Good governance has wider implications than simply adhering to regulations. It improves transparency and accountability within systems. It helps businesses run more efficiently.
With the power of institutional investors steadily increasing, the issue of corporate governance has become a topic of public interest. Ideas about how companies should be governed vary widely, with individuals frequently clashing on fundamental matters such as the purpose of the company, the role of its board, the rights of shareholders, and methods of effectively measuring corporate performance.
The issue of subjective interests in decision making is particularly contentious, with some authorities giving precedence to shareholders’ interests in maximizing financial returns, and others rallying for executive compensation and environmental policies.
Corporations are some of society’s most important institutions. They drive business and fuel economies. Some corporations wield significant power, rivaling that of entire countries. Yet the purpose and nature of corporations have long been a matter of debate.
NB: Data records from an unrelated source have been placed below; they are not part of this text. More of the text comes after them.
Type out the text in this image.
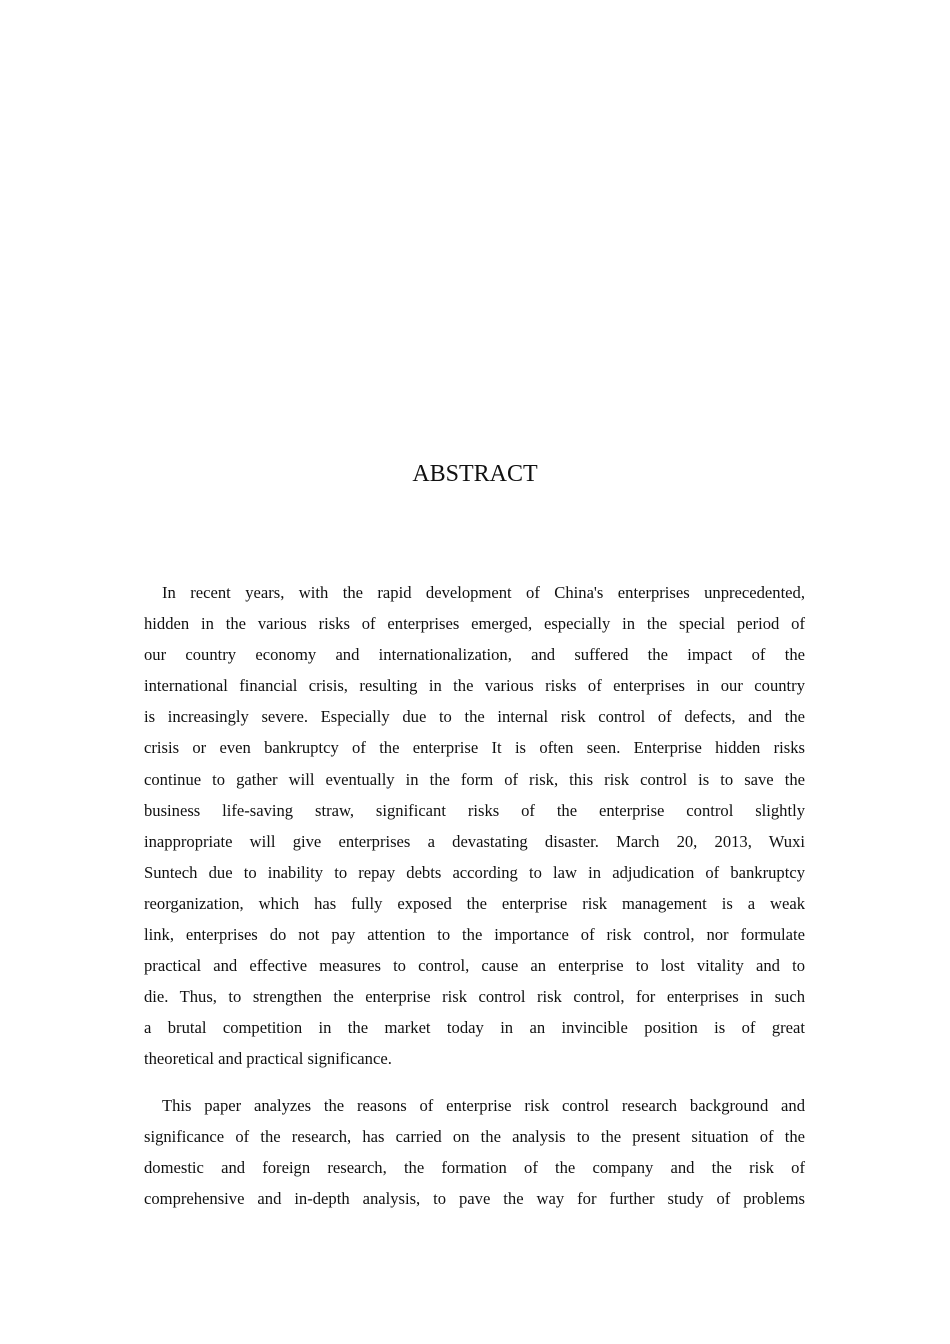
ABSTRACT
In recent years, with the rapid development of China's enterprises unprecedented,
hidden in the various risks of enterprises emerged, especially in the special period of
our country economy and internationalization, and suffered the impact of the
international financial crisis, resulting in the various risks of enterprises in our country
is increasingly severe. Especially due to the internal risk control of defects, and the
crisis or even bankruptcy of the enterprise It is often seen. Enterprise hidden risks
continue to gather will eventually in the form of risk, this risk control is to save the
business life-saving straw, significant risks of the enterprise control slightly
inappropriate will give enterprises a devastating disaster. March 20, 2013, Wuxi
Suntech due to inability to repay debts according to law in adjudication of bankruptcy
reorganization, which has fully exposed the enterprise risk management is a weak
link, enterprises do not pay attention to the importance of risk control, nor formulate
practical and effective measures to control, cause an enterprise to lost vitality and to
die. Thus, to strengthen the enterprise risk control risk control, for enterprises in such
a brutal competition in the market today in an invincible position is of great
theoretical and practical significance.
This paper analyzes the reasons of enterprise risk control research background and
significance of the research, has carried on the analysis to the present situation of the
domestic and foreign research, the formation of the company and the risk of
comprehensive and in-depth analysis, to pave the way for further study of problems
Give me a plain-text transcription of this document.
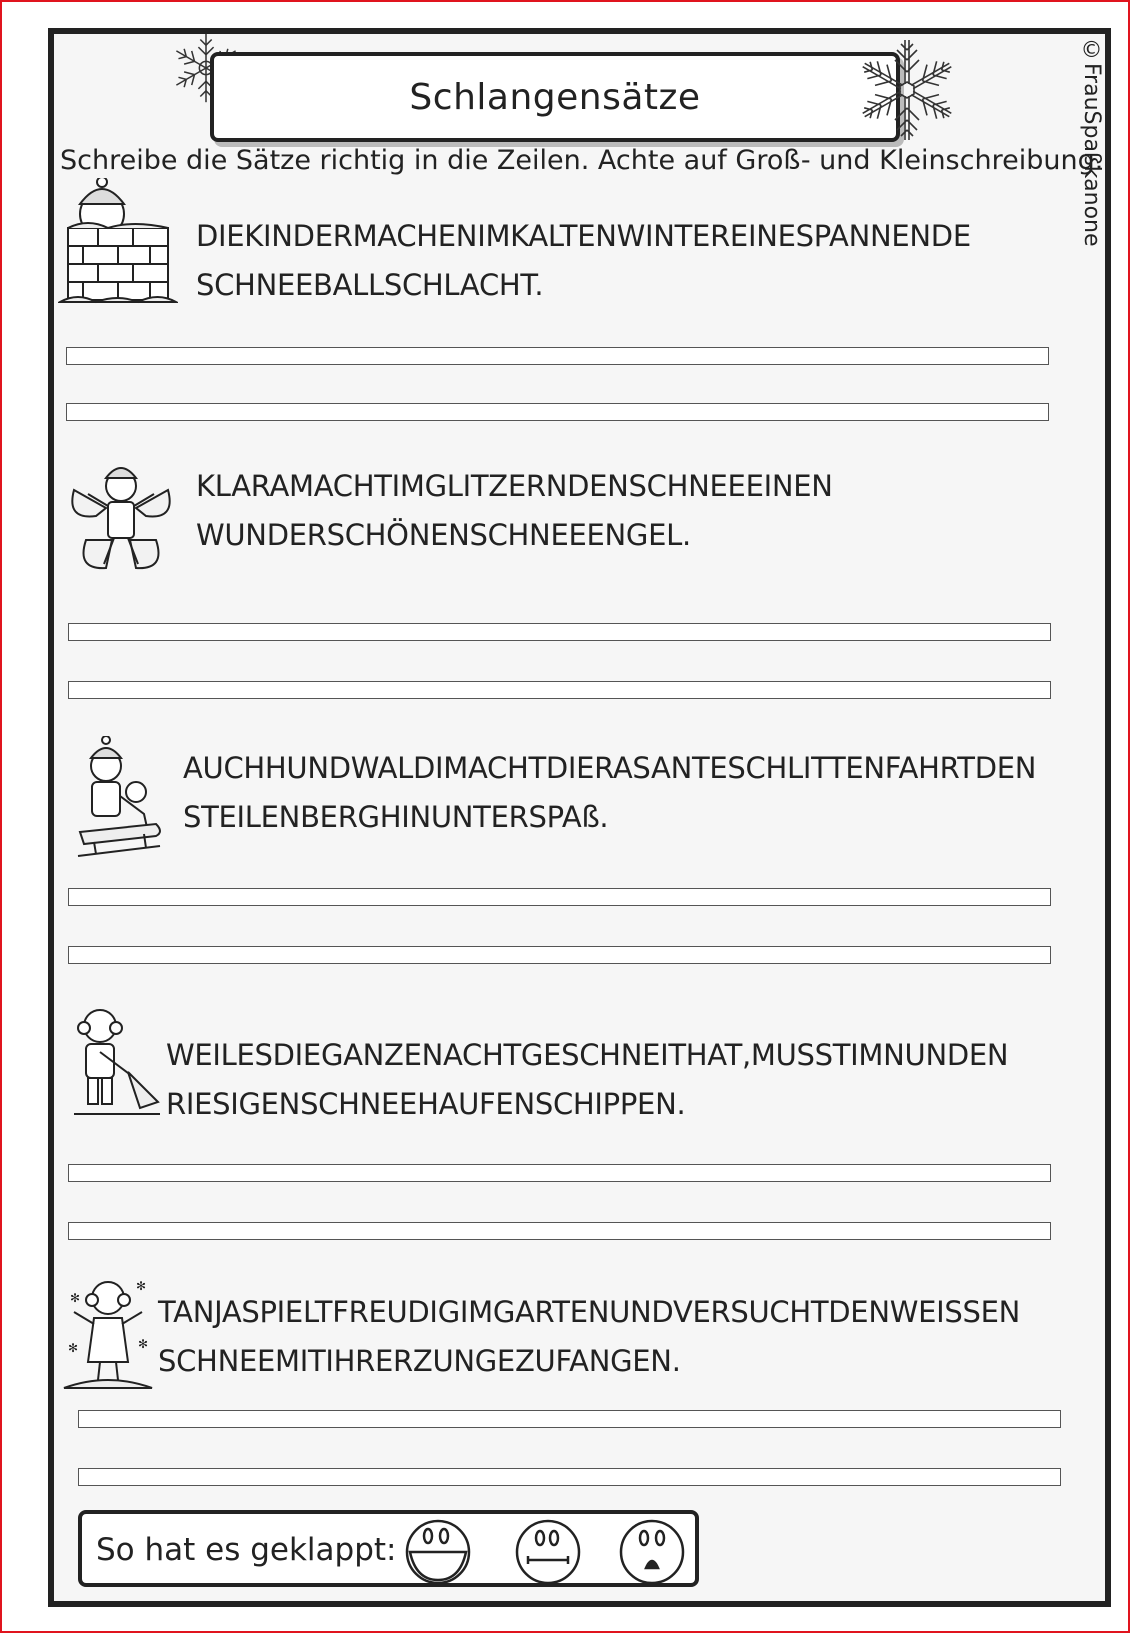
Schlangensätze	©FrauSpaßkanone
Schreibe die Sätze richtig in die Zeilen. Achte auf Groß- und Kleinschreibung.
DIEKINDERMACHENIMKALTENWINTEREINESPANNENDE
SCHNEEBALLSCHLACHT.
KLARAMACHTIMGLITZERNDENSCHNEEEINEN
WUNDERSCHÖNENSCHNEEENGEL.
AUCHHUNDWALDIMACHTDIERASANTESCHLITTENFAHRTDEN
STEILENBERGHINUNTERSPAß.
WEILESDIEGANZENACHTGESCHNEITHAT,MUSSTIMNUNDEN
RIESIGENSCHNEEHAUFENSCHIPPEN.
✻
✻
✻	✻
TANJASPIELTFREUDIGIMGARTENUNDVERSUCHTDENWEISSEN
SCHNEEMITIHRERZUNGEZUFANGEN.
So hat es geklappt:
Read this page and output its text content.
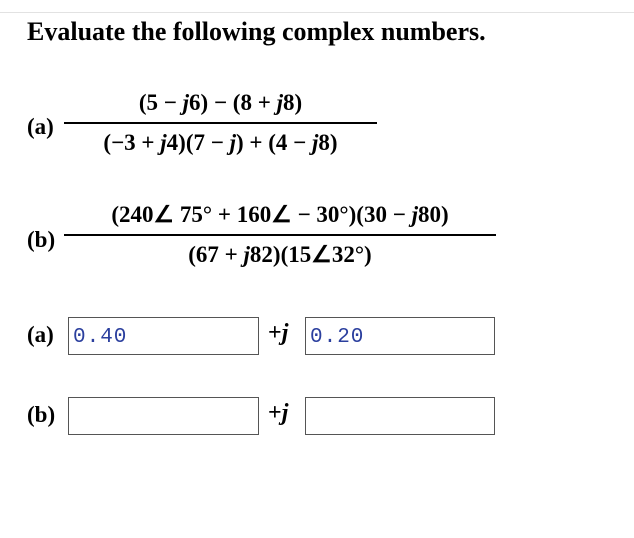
Evaluate the following complex numbers.
(a)
(5 − j6) − (8 + j8)
(−3 + j4)(7 − j) + (4 − j8)
(b)
(240∠ 75° + 160∠ − 30°)(30 − j80)
(67 + j82)(15∠32°)
(a)
0.40	+j
0.20
(b)	+j
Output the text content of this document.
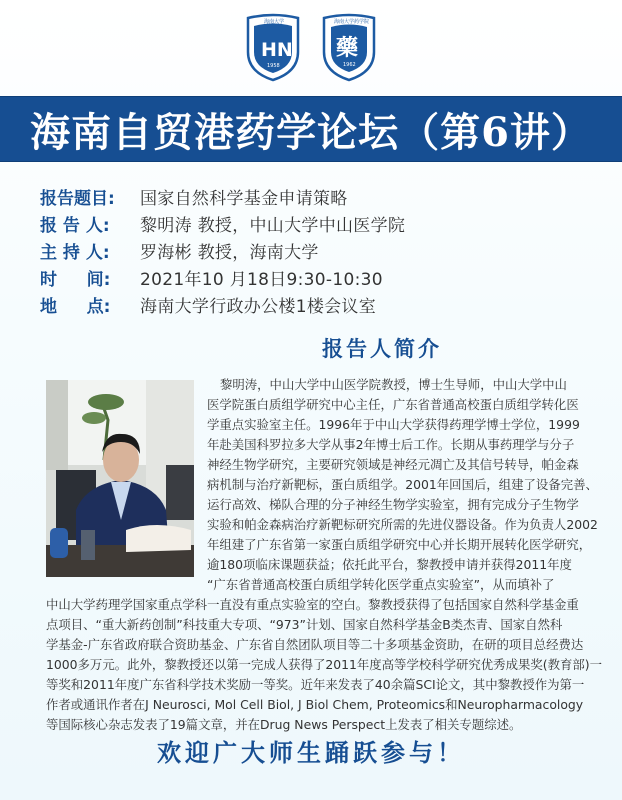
HN
1958
海南大学
藥
1962
海南大学药学院
海南自贸港药学论坛（第6讲）
报告题目:	国家自然科学基金申请策略
报 告 人:	黎明涛 教授，中山大学中山医学院
主 持 人:	罗海彬 教授，海南大学
时     间:	2021年10 月18日9:30-10:30
地     点:	海南大学行政办公楼1楼会议室
报告人简介
黎明涛，中山大学中山医学院教授，博士生导师，中山大学中山
医学院蛋白质组学研究中心主任，广东省普通高校蛋白质组学转化医
学重点实验室主任。1996年于中山大学获得药理学博士学位，1999
年赴美国科罗拉多大学从事2年博士后工作。长期从事药理学与分子
神经生物学研究，主要研究领域是神经元凋亡及其信号转导，帕金森
病机制与治疗新靶标，蛋白质组学。2001年回国后，组建了设备完善、
运行高效、梯队合理的分子神经生物学实验室，拥有完成分子生物学
实验和帕金森病治疗新靶标研究所需的先进仪器设备。作为负责人2002
年组建了广东省第一家蛋白质组学研究中心并长期开展转化医学研究，
逾180项临床课题获益；依托此平台，黎教授申请并获得2011年度
“广东省普通高校蛋白质组学转化医学重点实验室”，从而填补了
中山大学药理学国家重点学科一直没有重点实验室的空白。黎教授获得了包括国家自然科学基金重
点项目、“重大新药创制”科技重大专项、“973”计划、国家自然科学基金B类杰青、国家自然科
学基金-广东省政府联合资助基金、广东省自然团队项目等二十多项基金资助，在研的项目总经费达
1000多万元。此外，黎教授还以第一完成人获得了2011年度高等学校科学研究优秀成果奖(教育部)一
等奖和2011年度广东省科学技术奖励一等奖。近年来发表了40余篇SCI论文，其中黎教授作为第一
作者或通讯作者在J Neurosci, Mol Cell Biol, J Biol Chem, Proteomics和Neuropharmacology
等国际核心杂志发表了19篇文章，并在Drug News Perspect上发表了相关专题综述。
欢迎广大师生踊跃参与！
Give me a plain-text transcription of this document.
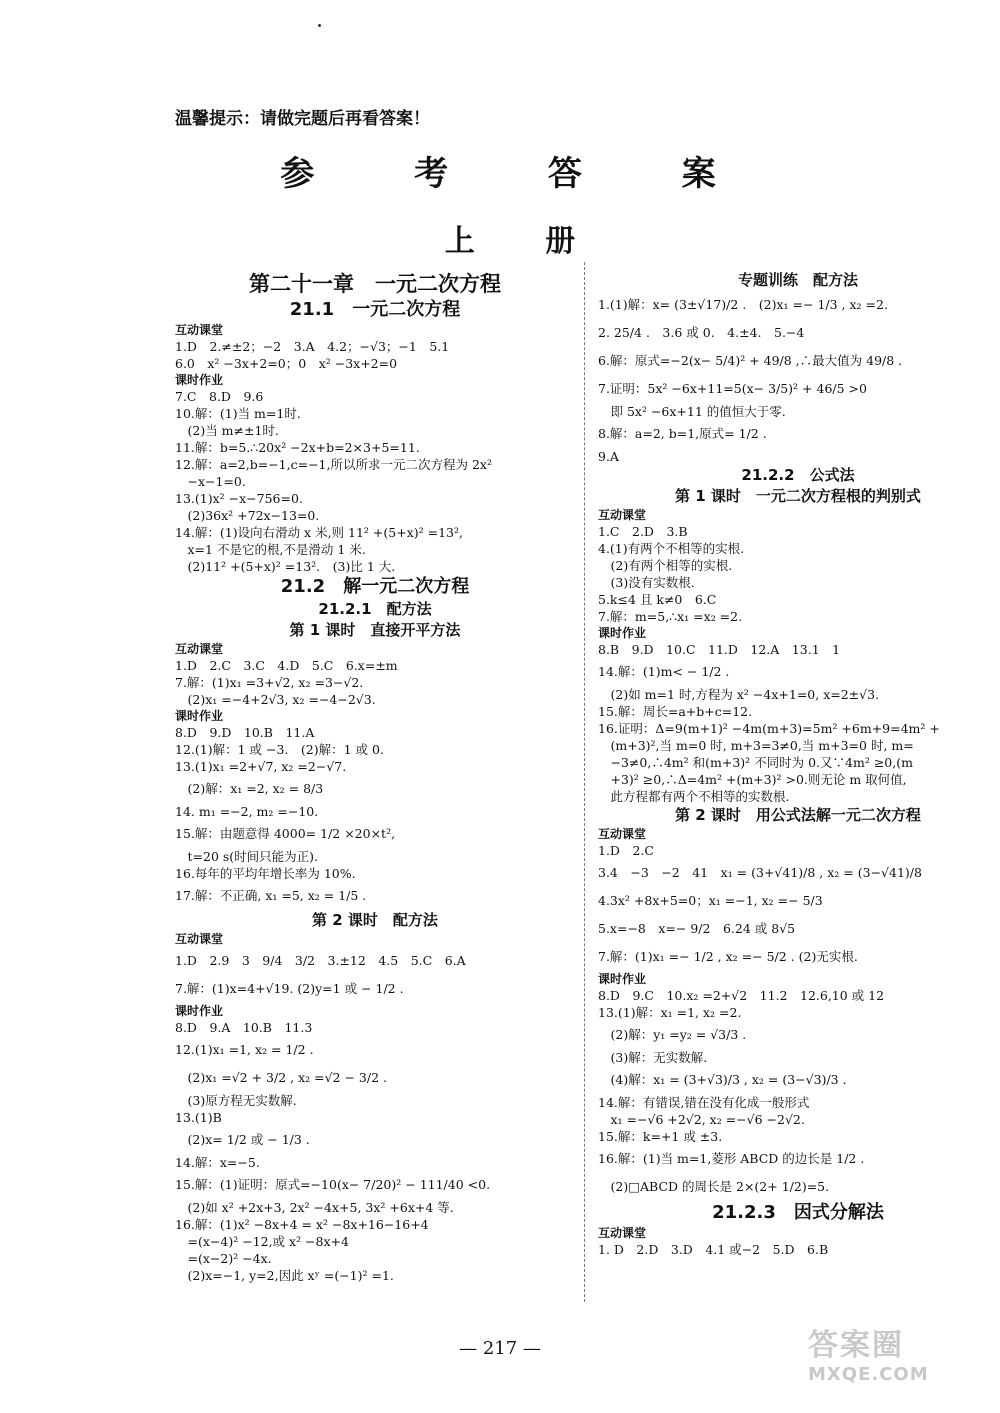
温馨提示：请做完题后再看答案！
参 考 答 案
上 册
第二十一章　一元二次方程
21.1　一元二次方程
互动课堂
1.D　2.≠±2；−2　3.A　4.2；−√3；−1　5.1
6.0　x² −3x+2=0；0　x² −3x+2=0
课时作业
7.C　8.D　9.6
10.解：(1)当 m=1时.
　(2)当 m≠±1时.
11.解：b=5.∴20x² −2x+b=2×3+5=11.
12.解：a=2,b=−1,c=−1,所以所求一元二次方程为 2x²
　−x−1=0.
13.(1)x² −x−756=0.
　(2)36x² +72x−13=0.
14.解：(1)设向右滑动 x 米,则 11² +(5+x)² =13²,
　x=1 不是它的根,不是滑动 1 米.
　(2)11² +(5+x)² =13².　(3)比 1 大.
21.2　解一元二次方程
21.2.1　配方法
第 1 课时　直接开平方法
互动课堂
1.D　2.C　3.C　4.D　5.C　6.x=±m
7.解：(1)x₁ =3+√2, x₂ =3−√2.
　(2)x₁ =−4+2√3, x₂ =−4−2√3.
课时作业
8.D　9.D　10.B　11.A
12.(1)解：1 或 −3.　(2)解：1 或 0.
13.(1)x₁ =2+√7, x₂ =2−√7.
　(2)解：x₁ =2, x₂ = 8/3
14. m₁ =−2, m₂ =−10.
15.解：由题意得 4000= 1/2 ×20×t²,
　t=20 s(时间只能为正).
16.每年的平均年增长率为 10%.
17.解：不正确, x₁ =5, x₂ = 1/5 .
第 2 课时　配方法
互动课堂
1.D　2.9　3　9/4　3/2　3.±12　4.5　5.C　6.A
7.解：(1)x=4+√19. (2)y=1 或 − 1/2 .
课时作业
8.D　9.A　10.B　11.3
12.(1)x₁ =1, x₂ = 1/2 .
　(2)x₁ =√2 + 3/2 , x₂ =√2 − 3/2 .
　(3)原方程无实数解.
13.(1)B
　(2)x= 1/2 或 − 1/3 .
14.解：x=−5.
15.解：(1)证明：原式=−10(x− 7/20)² − 111/40 <0.
　(2)如 x² +2x+3, 2x² −4x+5, 3x² +6x+4 等.
16.解：(1)x² −8x+4 = x² −8x+16−16+4
　=(x−4)² −12,或 x² −8x+4
　=(x−2)² −4x.
　(2)x=−1, y=2,因此 xʸ =(−1)² =1.
专题训练　配方法
1.(1)解：x= (3±√17)/2 .　(2)x₁ =− 1/3 , x₂ =2.
2. 25/4 .　3.6 或 0.　4.±4.　5.−4
6.解：原式=−2(x− 5/4)² + 49/8 ,∴最大值为 49/8 .
7.证明：5x² −6x+11=5(x− 3/5)² + 46/5 >0
　即 5x² −6x+11 的值恒大于零.
8.解：a=2, b=1,原式= 1/2 .
9.A
21.2.2　公式法
第 1 课时　一元二次方程根的判别式
互动课堂
1.C　2.D　3.B
4.(1)有两个不相等的实根.
　(2)有两个相等的实根.
　(3)没有实数根.
5.k≤4 且 k≠0　6.C
7.解：m=5,∴x₁ =x₂ =2.
课时作业
8.B　9.D　10.C　11.D　12.A　13.1　1
14.解：(1)m< − 1/2 .
　(2)如 m=1 时,方程为 x² −4x+1=0, x=2±√3.
15.解：周长=a+b+c=12.
16.证明：Δ=9(m+1)² −4m(m+3)=5m² +6m+9=4m² +
　(m+3)²,当 m=0 时, m+3=3≠0,当 m+3=0 时, m=
　−3≠0,∴4m² 和(m+3)² 不同时为 0.又∵4m² ≥0,(m
　+3)² ≥0,∴Δ=4m² +(m+3)² >0.则无论 m 取何值,
　此方程都有两个不相等的实数根.
第 2 课时　用公式法解一元二次方程
互动课堂
1.D　2.C
3.4　−3　−2　41　x₁ = (3+√41)/8 , x₂ = (3−√41)/8
4.3x² +8x+5=0；x₁ =−1, x₂ =− 5/3
5.x=−8　x=− 9/2　6.24 或 8√5
7.解：(1)x₁ =− 1/2 , x₂ =− 5/2 . (2)无实根.
课时作业
8.D　9.C　10.x₂ =2+√2　11.2　12.6,10 或 12
13.(1)解：x₁ =1, x₂ =2.
　(2)解：y₁ =y₂ = √3/3 .
　(3)解：无实数解.
　(4)解：x₁ = (3+√3)/3 , x₂ = (3−√3)/3 .
14.解：有错误,错在没有化成一般形式
　x₁ =−√6 +2√2, x₂ =−√6 −2√2.
15.解：k=+1 或 ±3.
16.解：(1)当 m=1,菱形 ABCD 的边长是 1/2 .
　(2)□ABCD 的周长是 2×(2+ 1/2)=5.
21.2.3　因式分解法
互动课堂
1. D　2.D　3.D　4.1 或−2　5.D　6.B
— 217 —	答案圈
MXQE.COM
Two dominant schools of thought have persisted over the last century, one contending that corporations are ‘legal fiction’, designed to facilitate private agreements between shareholders, and the other holding that a corporation is a ‘real entity’ enabled to serve the needs of society by law. The former places emphasis on the interests and rights of the shareholders, while the latter underlines the need to balance the interests of shareholders with the interests of society at large.
As the founder of FDH Bank, one of the Malawian financial sector’s most prominent organizations, Dr. Thomson Mpinganjira operates robust corporate social responsibility policies through all of his companies. With large concentrations of capital, corporations can extend considerable power and influence over society. Many corporations realize that their responsibilities are not simply to shareholders in achieving fast, easy gains. Corporations also have obligations to customers, employees, and society as a whole.
In the UK, the Purposeful Company Taskforce urges corporations to state explicitly how their purpose ‘contributes to human betterment’ as well as creating long-term value for stakeholders. The UK’s Corporate Governance Code charges boards with establishing their corporation’s purpose, strategy, and values. In the US, leading institutional investors have lobbied for several years for transparency in corporate boards, clarifying the organization’s purpose and its contribution to society.
In January 2020, Forbes predicted a period of increased market volatility. The outbreak of COVID-19 has caused unprecedented economic and social disruption. Forbes predicts that boards will re-examine their corporation’s purpose, addressing social responsibility issues, tackling gender equality, and placing greater emphasis on human capital – in short, investing in the company’s long-term future, rather than simply seeking the highest, fastest return for investors.